At the end of the day, I still choose to talk about my allergy. The reception has been overwhelmingly kind and curious (aside from a handful of paste-eaters). I am happy to spread the word so that people may be more knowledgeable and accommodating to other people with food allergies they may meet. But it is my choice. It may not be the right choice for you, and that is okay. We each have individual needs. I'd rather tell people so that I can hopefully eat, but I've known many people who just don't bother, or who don't feel comfortable talking about it or asking for accommodations. There is no right or wrong way, as long as you are polite and patient. Thus far, the benefits of telling have vastly outweighed my unanticipated costs. But if the cost-benefit ratio shifts in the future, you better bet I'll be in the corner quietly sneaking my g-free snacks. 

Tuesday, July 12, 2011

Request for Extension

Yo readership,

I need an extension on my blog post for this week. I have a lot of blogs to read, I'm really busy with other stuff, and I had already made plans for this week before I realized that this post was due because I lost my syllabus. I am not feeling well this morning. Also, my dog ate my keyboard, so I can't type. Even if I could, I couldn't turn it in because the printer in the library isn't working. Can I email it to you later? No? I know you have a strict staple policy, but my dog also ate my stapler so when I finally get around to submitting my post, I will turn it in as a pile of unattached, unnumbered, nameless pages. That's cool, right? So anyway, I'll get around to this when it is convenient for me, with utter disregard for your schedule. 

Tuesday, July 5, 2011

A Brief Guide to Where To Eat Out

I just realized that I tend to post on Tuesdays. This blog is just like Tuesdays with Morrie except I am not dying (not in the immediate sense, at least), I don't give you important wisdom about life, and I no longer sit at the Morrie picnic table* for lunch on summer afternoons. Prepare for an amazing segue... 

Sometimes I didn't sit at the picnic table because I didn't feel like packing my own lunch. 

Not feeling like eating at home, and unable to be inspired even by the likes of Then here's a quick and dirty guide to places where you (or the glutard you love) might be able to eat. 

Better bets:
-Thai (less ubiquitous soy sauce than Chinese places; curries are usually safe)
-American (assuming you like salads or you are not appalled by burgers sans buns)
-PF Chang's (they have a gluten-free menu and can offer g-free soy sauce -- SOY SAUCE!)
-Indian (just don't eat the damn naan)
-Ethiopian (usually the only wheat is mixed into the teff pancake-y thing)
-Mexican (corn tortillas, whazzup!)
-Places containing lots of hipsters (tend to be aware of allergens and flexible)
-BBQ (assuming you don't need bread to enjoy your meatpile)
-Mediterranean (just don't eat the damn pita)

Worse bets:
-Italian (pasta. bread. breaded pasta?)
-Chinese (ubiquitous soy sauce)
-Bakeries (cross-contamination risk is high)
-Places with lots of fried food (no, you can't have fried chicken and waffles)
-Sandwich shops (bread is the enemy)
-Pizzerias (crust is so crusty, and they tend to make unimpressive salads)
-French (bread, roux, blah, blah blah)
-German (unless you like stuffing your face with only a grip of sausage)
-Bars/pubs (limited menus, lots of fried or beer-infused foods)

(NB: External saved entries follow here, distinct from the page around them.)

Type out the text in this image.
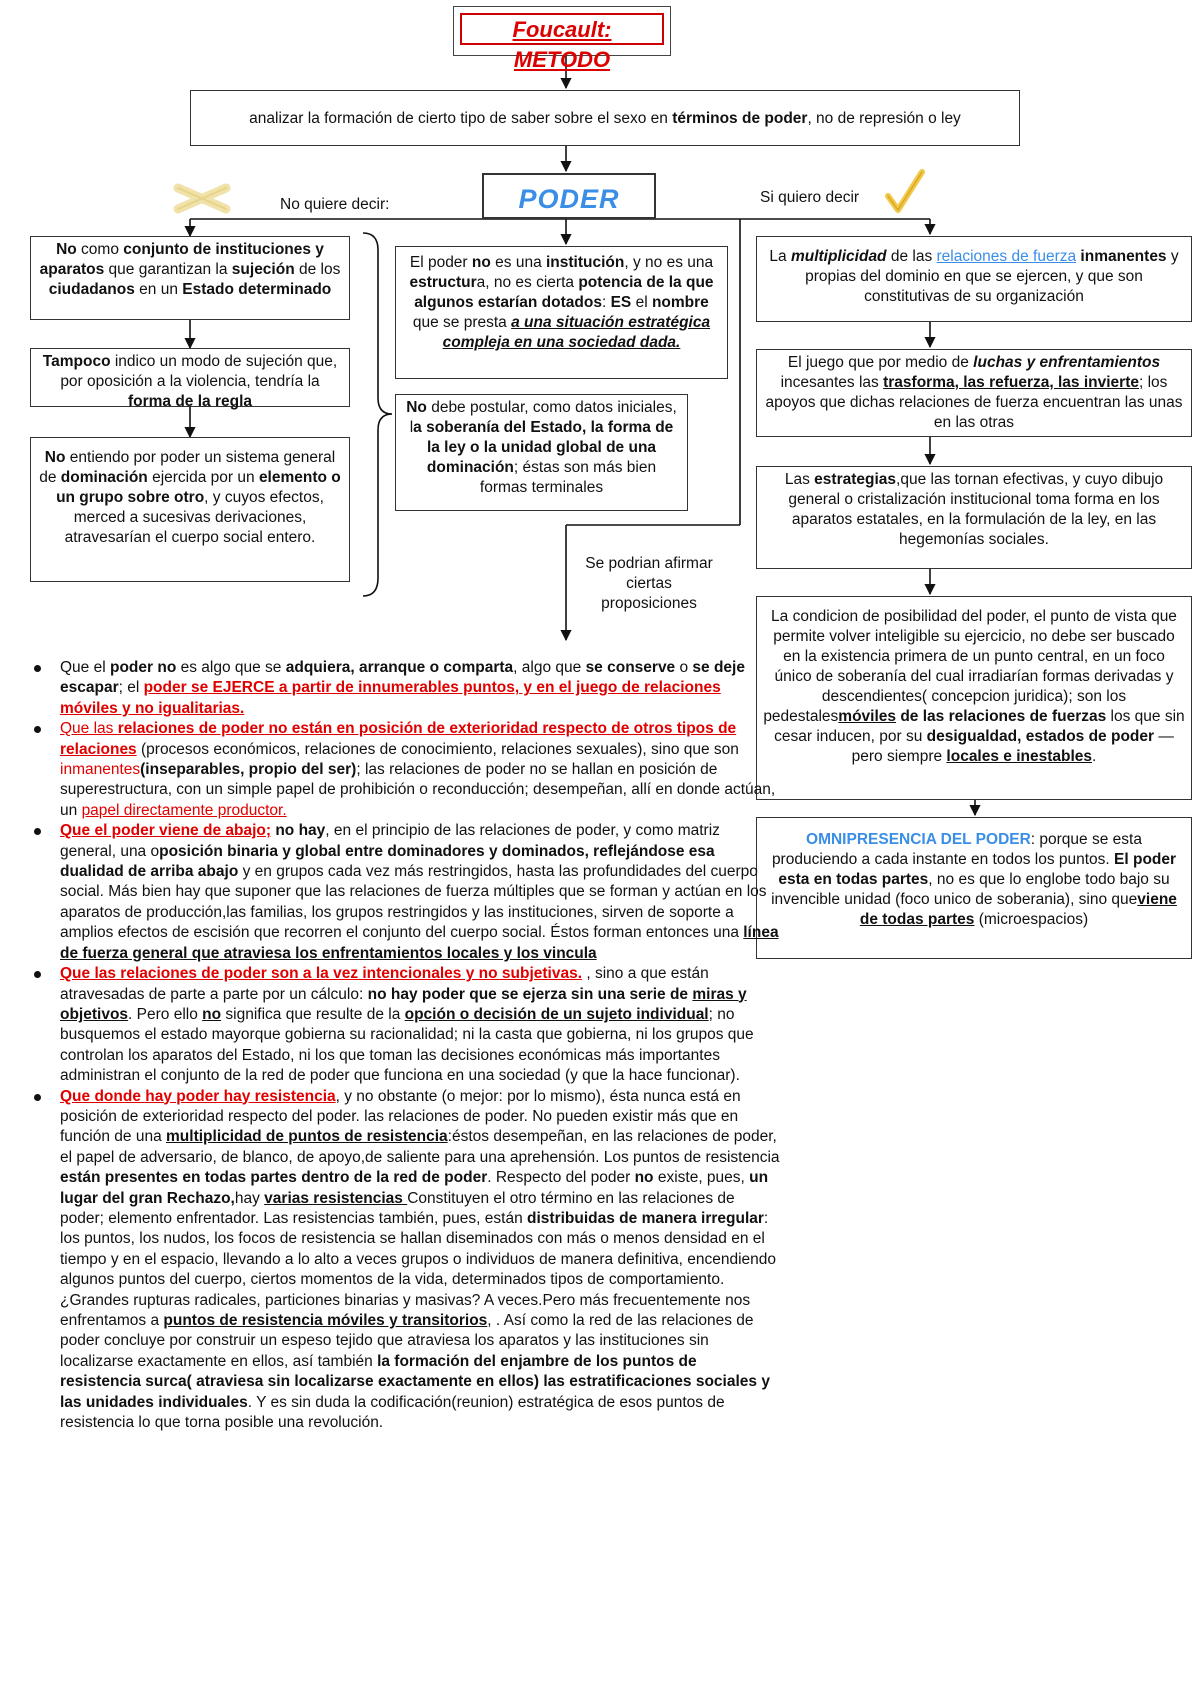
Foucault: METODO
analizar la formación de cierto tipo de saber sobre el sexo en términos de poder, no de represión o ley
PODER
No quiere decir:	Si quiero decir
No como conjunto de instituciones y aparatos que garantizan la sujeción de los ciudadanos en un Estado determinado
Tampoco indico un modo de sujeción que, por oposición a la violencia, tendría la forma de la regla
No entiendo por poder un sistema general de dominación ejercida por un elemento o un grupo sobre otro, y cuyos efectos, merced a sucesivas derivaciones, atravesarían el cuerpo social entero.
El poder no es una institución, y no es una estructura, no es cierta potencia de la que algunos estarían dotados: ES el nombre que se presta a una situación estratégica compleja en una sociedad dada.
No debe postular, como datos iniciales, la soberanía del Estado, la forma de la ley o la unidad global de una dominación; éstas son más bien formas terminales
Se podrian afirmar ciertas proposiciones
La multiplicidad de las relaciones de fuerza inmanentes y propias del dominio en que se ejercen, y que son constitutivas de su organización
El juego que por medio de luchas y enfrentamientos incesantes las trasforma, las refuerza, las invierte; los apoyos que dichas relaciones de fuerza encuentran las unas en las otras
Las estrategias,que las tornan efectivas, y cuyo dibujo general o cristalización institucional toma forma en los aparatos estatales, en la formulación de la ley, en las hegemonías sociales.
La condicion de posibilidad del poder, el punto de vista que permite volver inteligible su ejercicio, no debe ser buscado en la existencia primera de un punto central, en un foco único de soberanía del cual irradiarían formas derivadas y descendientes( concepcion juridica); son los pedestalesmóviles de las relaciones de fuerzas los que sin cesar inducen, por su desigualdad, estados de poder — pero siempre locales e inestables.
OMNIPRESENCIA DEL PODER: porque se esta produciendo a cada instante en todos los puntos. El poder esta en todas partes, no es que lo englobe todo bajo su invencible unidad (foco unico de soberania), sino queviene de todas partes (microespacios)
Que el poder no es algo que se adquiera, arranque o comparta, algo que se conserve o se deje escapar; el poder se EJERCE a partir de innumerables puntos, y en el juego de relaciones móviles y no igualitarias.
Que las relaciones de poder no están en posición de exterioridad respecto de otros tipos de relaciones (procesos económicos, relaciones de conocimiento, relaciones sexuales), sino que son inmanentes(inseparables, propio del ser); las relaciones de poder no se hallan en posición de superestructura, con un simple papel de prohibición o reconducción; desempeñan, allí en donde actúan, un papel directamente productor.
Que el poder viene de abajo; no hay, en el principio de las relaciones de poder, y como matriz general, una oposición binaria y global entre dominadores y dominados, reflejándose esa dualidad de arriba abajo y en grupos cada vez más restringidos, hasta las profundidades del cuerpo social. Más bien hay que suponer que las relaciones de fuerza múltiples que se forman y actúan en los aparatos de producción,las familias, los grupos restringidos y las instituciones, sirven de soporte a amplios efectos de escisión que recorren el conjunto del cuerpo social. Éstos forman entonces una línea de fuerza general que atraviesa los enfrentamientos locales y los vincula
Que las relaciones de poder son a la vez intencionales y no subjetivas. , sino a que están atravesadas de parte a parte por un cálculo: no hay poder que se ejerza sin una serie de miras y objetivos. Pero ello no significa que resulte de la opción o decisión de un sujeto individual; no busquemos el estado mayorque gobierna su racionalidad; ni la casta que gobierna, ni los grupos que controlan los aparatos del Estado, ni los que toman las decisiones económicas más importantes administran el conjunto de la red de poder que funciona en una sociedad (y que la hace funcionar).
Que donde hay poder hay resistencia, y no obstante (o mejor: por lo mismo), ésta nunca está en posición de exterioridad respecto del poder. las relaciones de poder. No pueden existir más que en función de una multiplicidad de puntos de resistencia:éstos desempeñan, en las relaciones de poder, el papel de adversario, de blanco, de apoyo,de saliente para una aprehensión. Los puntos de resistencia están presentes en todas partes dentro de la red de poder. Respecto del poder no existe, pues, un lugar del gran Rechazo,hay varias resistencias Constituyen el otro término en las relaciones de poder; elemento enfrentador. Las resistencias también, pues, están distribuidas de manera irregular: los puntos, los nudos, los focos de resistencia se hallan diseminados con más o menos densidad en el tiempo y en el espacio, llevando a lo alto a veces grupos o individuos de manera definitiva, encendiendo algunos puntos del cuerpo, ciertos momentos de la vida, determinados tipos de comportamiento. ¿Grandes rupturas radicales, particiones binarias y masivas? A veces.Pero más frecuentemente nos enfrentamos a puntos de resistencia móviles y transitorios, . Así como la red de las relaciones de poder concluye por construir un espeso tejido que atraviesa los aparatos y las instituciones sin localizarse exactamente en ellos, así también la formación del enjambre de los puntos de resistencia surca( atraviesa sin localizarse exactamente en ellos) las estratificaciones sociales y las unidades individuales. Y es sin duda la codificación(reunion) estratégica de esos puntos de resistencia lo que torna posible una revolución.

Look at all of your options! Mind you, even some of the worse places can be better and some of the better places can be worse! Check menus in advance, look for gluten-free menus, and don't be afraid to call places to ask if they can accommodate. Now go ponder the meaning of life over a tasty meal you didn't have to cook. 

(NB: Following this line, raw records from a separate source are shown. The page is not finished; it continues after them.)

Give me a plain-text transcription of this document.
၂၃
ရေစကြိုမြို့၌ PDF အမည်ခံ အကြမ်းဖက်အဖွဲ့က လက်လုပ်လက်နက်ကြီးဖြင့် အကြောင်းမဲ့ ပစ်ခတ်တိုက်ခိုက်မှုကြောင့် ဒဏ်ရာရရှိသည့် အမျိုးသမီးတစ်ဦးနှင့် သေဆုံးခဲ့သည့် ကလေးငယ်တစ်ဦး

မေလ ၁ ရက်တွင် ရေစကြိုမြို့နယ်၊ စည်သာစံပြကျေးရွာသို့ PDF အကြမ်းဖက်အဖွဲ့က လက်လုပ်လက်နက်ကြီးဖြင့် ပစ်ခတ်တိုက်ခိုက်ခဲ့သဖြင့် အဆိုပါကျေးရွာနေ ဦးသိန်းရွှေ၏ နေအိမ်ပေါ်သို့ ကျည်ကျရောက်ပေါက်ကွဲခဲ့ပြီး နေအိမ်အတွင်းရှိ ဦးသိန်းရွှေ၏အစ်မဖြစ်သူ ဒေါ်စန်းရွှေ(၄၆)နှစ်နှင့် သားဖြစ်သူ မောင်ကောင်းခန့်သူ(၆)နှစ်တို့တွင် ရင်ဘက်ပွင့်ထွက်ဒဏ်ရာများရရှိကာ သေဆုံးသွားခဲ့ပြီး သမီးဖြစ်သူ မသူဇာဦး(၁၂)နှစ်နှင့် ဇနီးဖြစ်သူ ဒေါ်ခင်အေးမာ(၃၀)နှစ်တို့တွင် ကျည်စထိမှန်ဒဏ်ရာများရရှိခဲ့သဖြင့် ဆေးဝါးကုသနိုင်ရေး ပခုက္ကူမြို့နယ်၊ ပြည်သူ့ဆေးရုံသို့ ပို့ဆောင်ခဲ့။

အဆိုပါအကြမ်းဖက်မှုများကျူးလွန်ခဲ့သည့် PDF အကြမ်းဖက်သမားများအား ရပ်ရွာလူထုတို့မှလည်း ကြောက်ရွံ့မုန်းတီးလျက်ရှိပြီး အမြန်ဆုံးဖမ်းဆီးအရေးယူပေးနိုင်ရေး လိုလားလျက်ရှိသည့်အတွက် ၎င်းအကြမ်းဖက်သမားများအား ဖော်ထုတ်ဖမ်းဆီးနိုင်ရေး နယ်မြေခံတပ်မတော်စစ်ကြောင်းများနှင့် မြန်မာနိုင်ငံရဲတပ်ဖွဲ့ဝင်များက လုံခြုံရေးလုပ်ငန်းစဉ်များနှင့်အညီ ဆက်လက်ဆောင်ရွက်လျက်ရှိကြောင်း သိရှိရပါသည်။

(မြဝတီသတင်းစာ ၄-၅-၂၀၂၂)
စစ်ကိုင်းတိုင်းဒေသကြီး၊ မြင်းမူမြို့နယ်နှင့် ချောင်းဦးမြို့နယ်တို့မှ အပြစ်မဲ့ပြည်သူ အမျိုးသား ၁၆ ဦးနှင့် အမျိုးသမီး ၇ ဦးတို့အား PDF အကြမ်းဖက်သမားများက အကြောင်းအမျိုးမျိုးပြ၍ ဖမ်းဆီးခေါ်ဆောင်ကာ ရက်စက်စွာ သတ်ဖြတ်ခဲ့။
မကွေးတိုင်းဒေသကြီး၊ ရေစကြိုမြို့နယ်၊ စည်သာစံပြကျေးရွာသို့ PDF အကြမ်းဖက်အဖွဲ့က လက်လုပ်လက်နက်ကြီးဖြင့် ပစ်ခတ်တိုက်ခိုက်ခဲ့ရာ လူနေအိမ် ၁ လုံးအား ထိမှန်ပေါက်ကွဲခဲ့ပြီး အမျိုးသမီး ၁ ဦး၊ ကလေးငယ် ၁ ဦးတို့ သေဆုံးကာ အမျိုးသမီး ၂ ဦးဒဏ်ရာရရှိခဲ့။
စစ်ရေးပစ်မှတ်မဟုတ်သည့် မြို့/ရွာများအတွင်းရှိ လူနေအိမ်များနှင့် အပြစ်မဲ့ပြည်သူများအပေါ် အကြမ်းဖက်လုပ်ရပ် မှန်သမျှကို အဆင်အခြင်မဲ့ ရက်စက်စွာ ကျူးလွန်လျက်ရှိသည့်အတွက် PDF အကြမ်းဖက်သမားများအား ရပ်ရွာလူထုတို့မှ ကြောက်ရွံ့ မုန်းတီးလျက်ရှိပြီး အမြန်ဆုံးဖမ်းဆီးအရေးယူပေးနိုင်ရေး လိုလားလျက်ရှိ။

*It was a real thing, until a big piece of construction equipment backed over it. Now there's a replacement table at the Brandeezy

Monday, July 4, 2011

Happy 4th of July!

May the 4th be with you was fun, but now it is time to celebrate a real 4th holiday, Independence Day. 

Take a moment to appreciate all of the things that make our country great. Be safe out there, and eat an extra, bunless hotdog for me!